Berlatih pun hanya ada dua cara. Membaca dan menulis. Kontinyu, konsisten. Mbaca, nulis, mbaca, nulis. Begitu terus prosesnya.

Hari ini, saya mengasupi pikiran saya dengan cerpen karya A. Warits Rovi, berjudul Kalender Baru.

Silakan membaca cerpen Beliau di sini :

https://lakonhidup.com/2018/01/07/kalender-baru/amp/

A. Warits Rovi adalah seorang guru Bahasa Indonesia di MTs Al-Huda II Gapura, Sumenep, Madura. Cerpen Kalender Baru ini diterbitkan di Kedaulatan Rakyat, 7 Januari 2018.

Berikut ini adalah hasil olah pikiran saya yang dituangkan ke dalam lima parameter untuk mendeskripsikan.

1. Paragraf Kunci :

Aku menangis di tempat sampah, dalam segala sakit dan remuk yang kurasa. Kuamati tubuhku yang bergambar wanita-wanita hot. Aku sadar, beginilah memang nasib tubuh yang dihiasi aura kemaksiatan, mesti harus tercampak ke tempat yang hina, bahkan mungkin bisa dibakar

2. Diksi-diksi menarik :

⁃ jam yang terus membisikkan jeritan-jeritan zaman.

⁃ miIa memukul pangkal paku karat berkali-kali dengan palu besi, setelah ujungnya melewati celah lingkar logam yang lekat sebagai gantungan di bagian atas tubuhku, lantas ia tersenyum menatapku, seraya tangannya cekatan membetulkan posisi paku yang agak miring karena datar tembok tua yang sedikit retak.

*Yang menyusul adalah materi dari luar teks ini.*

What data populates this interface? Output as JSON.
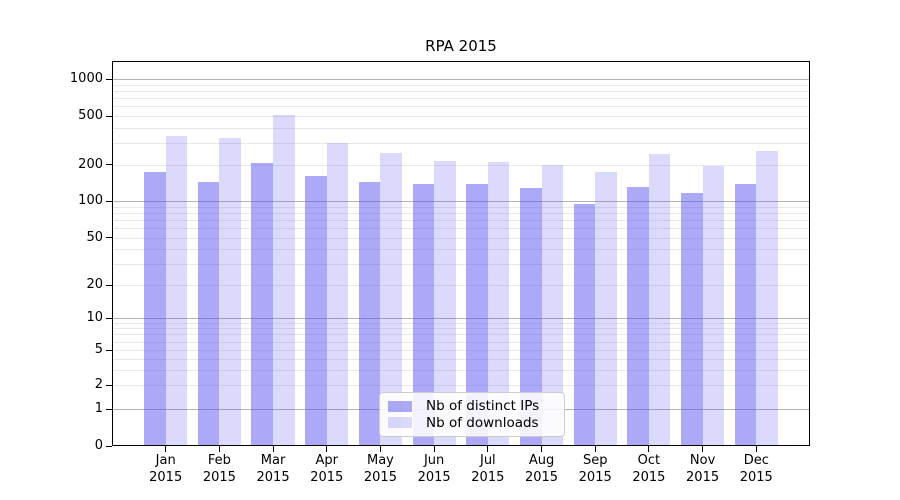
{
  "title": "RPA 2015",
  "legend": {
    "items": [
      {
        "label": "Nb of distinct IPs"
      },
      {
        "label": "Nb of downloads"
      }
    ]
  },
  "colors": {
    "bar_ips": "rgba(90,84,240,0.50)",
    "bar_downloads": "rgba(90,84,240,0.22)",
    "grid_major": "#b3b3b3",
    "grid_minor": "#e9e9e9",
    "axis": "#000000"
  },
  "chart_data": {
    "type": "bar",
    "title": "RPA 2015",
    "categories": [
      "Jan 2015",
      "Feb 2015",
      "Mar 2015",
      "Apr 2015",
      "May 2015",
      "Jun 2015",
      "Jul 2015",
      "Aug 2015",
      "Sep 2015",
      "Oct 2015",
      "Nov 2015",
      "Dec 2015"
    ],
    "series": [
      {
        "name": "Nb of distinct IPs",
        "values": [
          172,
          143,
          205,
          160,
          144,
          137,
          137,
          129,
          94,
          131,
          116,
          139
        ]
      },
      {
        "name": "Nb of downloads",
        "values": [
          340,
          332,
          512,
          303,
          248,
          212,
          210,
          197,
          173,
          242,
          194,
          258
        ]
      }
    ],
    "xlabel": "",
    "ylabel": "",
    "yscale": "symlog",
    "yticks": [
      0,
      1,
      2,
      5,
      10,
      20,
      50,
      100,
      200,
      500,
      1000
    ],
    "minor_gridlines": [
      2,
      3,
      4,
      5,
      6,
      7,
      8,
      9,
      20,
      30,
      40,
      50,
      60,
      70,
      80,
      90,
      200,
      300,
      400,
      500,
      600,
      700,
      800,
      900
    ],
    "major_gridlines": [
      1,
      10,
      100,
      1000
    ],
    "ylim": [
      0,
      1300
    ],
    "grid": true,
    "legend_position": "lower center inside axes"
  }
}
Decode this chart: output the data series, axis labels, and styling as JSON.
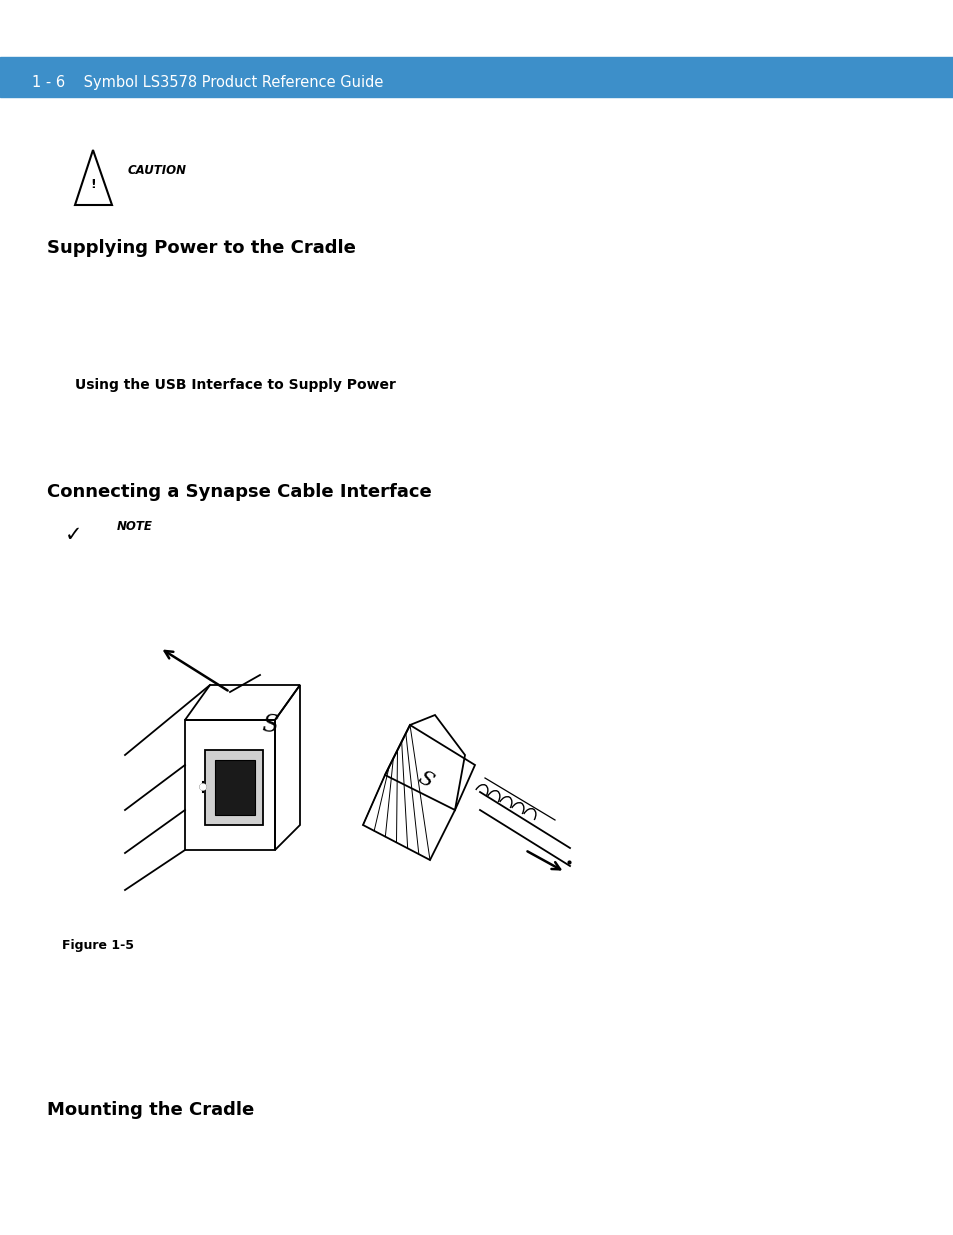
{
  "page_bg": "#ffffff",
  "header_bg": "#3d8fc9",
  "header_text": "1 - 6    Symbol LS3578 Product Reference Guide",
  "header_text_color": "#ffffff",
  "caution_text": "CAUTION",
  "section1_title": "Supplying Power to the Cradle",
  "usb_label": "Using the USB Interface to Supply Power",
  "section2_title": "Connecting a Synapse Cable Interface",
  "note_text": "NOTE",
  "figure_label": "Figure 1-5",
  "section3_title": "Mounting the Cradle"
}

⁃ Sebagai benda baru, aku berkenalan dengan benda-benda di ruagan ini, harum sisa cetakan tubuhku menyebar di udara, dihirup benda-benda lain hingga mereka mengucapkan selamat datang kepadaku

⁃ cakap dan tertawa, menertawakan keganjilan manusia yang hidupnya sibuk karena diatur oleh waktu yang dibuatnya sendiri

⁃ seolah kalender itu umpan bagi para malaikat untuk datang ke ruangan.

⁃ nasib tubuh yang dihiasi aura kemaksiatan, mesti harus tercampak ke tempat yang hina, bahkan mungkin bisa dibakar

3. Penjelasan Konten dalam paragraf ini :

Aku menangis di tempat sampah, dalam segala sakit dan remuk yang kurasa. Kuamati tubuhku yang bergambar wanita-wanita hot. Aku sadar, beginilah memang nasib tubuh yang dihiasi aura kemaksiatan, mesti harus tercampak ke tempat yang hina, bahkan mungkin bisa dibakar

>> pemaparan bermajas personifikasi yang menganalogikan benda mati seolah-olah hidup, punya sifat yg sama dengan manusia, dan melakukan hal-hal yang sama dengan yg manusia lakukan.

4. Pendapat tentang cerpen ini :

>> Cerpennya sederhana, jika dilihat dari per kata, diksinya lugas, tidak mencoba untuk terlalu puitis, tetapi setelah digabungkan ke dalam kalimat, membentuk penggambaran yang cukup menarik.

>> Seperti cerpen pada umumnya, pesannya ada di paragraf terakhir. Sebenarnya mudah diketahui pesannya sejak awal.

>> Yang paling terlihat, inti cerpen ini adalah contoh penggunaan majas personifikasi.

5. Amanat yang ingin disampaikan cerpen ini.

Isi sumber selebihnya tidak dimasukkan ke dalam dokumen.